Omics : a Journal of Integrative Biology
|December 30, 2025
Summary
Machine learning models using gene expression data accurately predict antimicrobial resistance (AMR) in Pseudomonas aeruginosa. This identifies key genes involved in multidrug resistance, paving the way for new diagnostic tools.
Area of Science:
- Microbiology
- Genomics
- Computational Biology
Background:
- Antimicrobial resistance (AMR) poses a significant global health threat, necessitating advanced detection methods.
- Pseudomonas aeruginosa is a key pathogen known for its adaptability and contribution to multidrug resistance.
Purpose of the Study:
- To assess the efficacy of transcriptome-based machine learning (ML) models in predicting AMR in P. aeruginosa.
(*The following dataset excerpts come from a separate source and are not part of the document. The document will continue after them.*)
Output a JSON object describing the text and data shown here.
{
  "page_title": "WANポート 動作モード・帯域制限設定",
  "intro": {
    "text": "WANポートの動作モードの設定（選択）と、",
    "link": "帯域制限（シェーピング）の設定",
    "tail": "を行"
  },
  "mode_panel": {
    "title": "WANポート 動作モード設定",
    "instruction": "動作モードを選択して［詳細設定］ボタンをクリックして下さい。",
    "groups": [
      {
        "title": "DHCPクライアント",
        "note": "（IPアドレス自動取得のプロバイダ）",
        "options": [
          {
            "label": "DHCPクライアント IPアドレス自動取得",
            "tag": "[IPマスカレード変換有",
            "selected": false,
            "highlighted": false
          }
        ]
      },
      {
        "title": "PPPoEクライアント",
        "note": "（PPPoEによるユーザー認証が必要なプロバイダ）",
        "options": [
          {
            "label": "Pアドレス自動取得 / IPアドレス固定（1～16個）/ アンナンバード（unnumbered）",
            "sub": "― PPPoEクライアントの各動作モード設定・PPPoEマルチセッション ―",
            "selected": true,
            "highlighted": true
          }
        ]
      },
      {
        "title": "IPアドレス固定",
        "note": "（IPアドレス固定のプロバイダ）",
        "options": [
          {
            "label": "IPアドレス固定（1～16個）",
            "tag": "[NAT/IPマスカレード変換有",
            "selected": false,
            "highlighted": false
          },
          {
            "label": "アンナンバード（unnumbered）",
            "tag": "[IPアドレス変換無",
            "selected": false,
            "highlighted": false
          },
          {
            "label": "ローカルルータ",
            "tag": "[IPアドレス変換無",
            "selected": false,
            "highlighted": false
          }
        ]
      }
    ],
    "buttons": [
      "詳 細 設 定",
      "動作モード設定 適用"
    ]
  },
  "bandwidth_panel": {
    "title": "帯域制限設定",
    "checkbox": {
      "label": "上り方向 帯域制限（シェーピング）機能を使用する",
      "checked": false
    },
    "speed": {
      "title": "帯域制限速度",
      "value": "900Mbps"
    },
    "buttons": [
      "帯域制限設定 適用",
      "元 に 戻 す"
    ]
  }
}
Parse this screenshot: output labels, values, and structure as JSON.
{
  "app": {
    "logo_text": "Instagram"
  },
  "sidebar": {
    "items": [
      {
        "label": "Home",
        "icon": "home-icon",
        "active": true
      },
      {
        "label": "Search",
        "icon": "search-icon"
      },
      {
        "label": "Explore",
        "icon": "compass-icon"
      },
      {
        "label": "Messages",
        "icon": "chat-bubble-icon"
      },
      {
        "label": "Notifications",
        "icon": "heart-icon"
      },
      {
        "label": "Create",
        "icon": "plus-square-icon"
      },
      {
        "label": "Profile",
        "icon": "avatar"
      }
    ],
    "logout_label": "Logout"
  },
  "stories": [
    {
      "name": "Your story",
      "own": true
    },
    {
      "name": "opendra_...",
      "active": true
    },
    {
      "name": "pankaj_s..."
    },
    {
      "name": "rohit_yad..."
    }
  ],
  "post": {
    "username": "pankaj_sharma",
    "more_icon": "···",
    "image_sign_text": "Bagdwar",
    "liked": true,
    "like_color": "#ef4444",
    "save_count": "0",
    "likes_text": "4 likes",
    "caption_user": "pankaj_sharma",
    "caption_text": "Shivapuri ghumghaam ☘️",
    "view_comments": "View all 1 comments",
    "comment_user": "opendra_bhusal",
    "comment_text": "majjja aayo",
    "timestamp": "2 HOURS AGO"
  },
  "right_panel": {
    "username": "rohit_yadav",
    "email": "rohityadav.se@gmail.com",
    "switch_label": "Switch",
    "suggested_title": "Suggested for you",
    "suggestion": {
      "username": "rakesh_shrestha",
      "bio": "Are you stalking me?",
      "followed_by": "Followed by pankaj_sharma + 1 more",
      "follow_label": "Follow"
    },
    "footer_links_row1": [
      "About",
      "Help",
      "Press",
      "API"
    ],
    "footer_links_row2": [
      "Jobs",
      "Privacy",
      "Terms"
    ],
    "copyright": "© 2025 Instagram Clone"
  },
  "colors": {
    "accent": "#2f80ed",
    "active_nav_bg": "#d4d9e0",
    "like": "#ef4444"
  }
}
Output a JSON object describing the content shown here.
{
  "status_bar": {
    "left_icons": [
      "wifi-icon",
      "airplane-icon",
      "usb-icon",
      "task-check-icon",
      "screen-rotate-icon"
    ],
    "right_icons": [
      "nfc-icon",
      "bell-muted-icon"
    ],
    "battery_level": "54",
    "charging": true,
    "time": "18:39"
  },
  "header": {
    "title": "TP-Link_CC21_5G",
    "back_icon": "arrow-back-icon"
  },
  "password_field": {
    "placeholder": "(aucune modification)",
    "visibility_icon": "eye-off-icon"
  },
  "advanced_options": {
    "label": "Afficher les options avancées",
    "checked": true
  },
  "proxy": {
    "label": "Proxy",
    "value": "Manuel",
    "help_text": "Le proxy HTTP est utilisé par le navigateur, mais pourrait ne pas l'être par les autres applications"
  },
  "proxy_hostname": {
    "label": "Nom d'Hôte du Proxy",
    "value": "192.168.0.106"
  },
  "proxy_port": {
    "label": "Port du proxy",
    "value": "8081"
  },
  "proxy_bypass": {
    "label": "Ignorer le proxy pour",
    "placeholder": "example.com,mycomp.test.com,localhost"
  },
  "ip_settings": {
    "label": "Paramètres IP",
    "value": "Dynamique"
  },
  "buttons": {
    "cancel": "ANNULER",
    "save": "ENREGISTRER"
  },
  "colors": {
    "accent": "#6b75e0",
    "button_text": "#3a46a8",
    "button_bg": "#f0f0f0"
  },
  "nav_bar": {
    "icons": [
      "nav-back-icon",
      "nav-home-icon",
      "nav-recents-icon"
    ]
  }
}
- To identify gene expression signatures associated with antibiotic resistance phenotypes.
Main Methods:
- Transcriptomic profiles from 414 clinical isolates of P. aeruginosa were analyzed.
- ML algorithms were employed to predict resistance to ceftazidime, ciprofloxacin, meropenem, and tobramycin.
- Distinct and shared transcriptomic signatures were identified for each antibiotic.
Main Results:
- ML models demonstrated high predictive accuracy for AMR, with the tobramycin model achieving 98.8% accuracy and 100% sensitivity.
- Specific pathways like biofilm formation, membrane transport, and virulence were enriched in resistant isolates.
- A core set of 10 genes and 10 mRNAs were consistently deregulated across all tested antibiotics, indicating shared resistance mechanisms.
Conclusions:
- Transcriptome-based signatures show promise for developing mechanism-guided diagnostic assays for AMR in P. aeruginosa.
- Transcriptome-based ML models are effective tools for predicting antimicrobial resistance.
- Further validation in independent cohorts is recommended.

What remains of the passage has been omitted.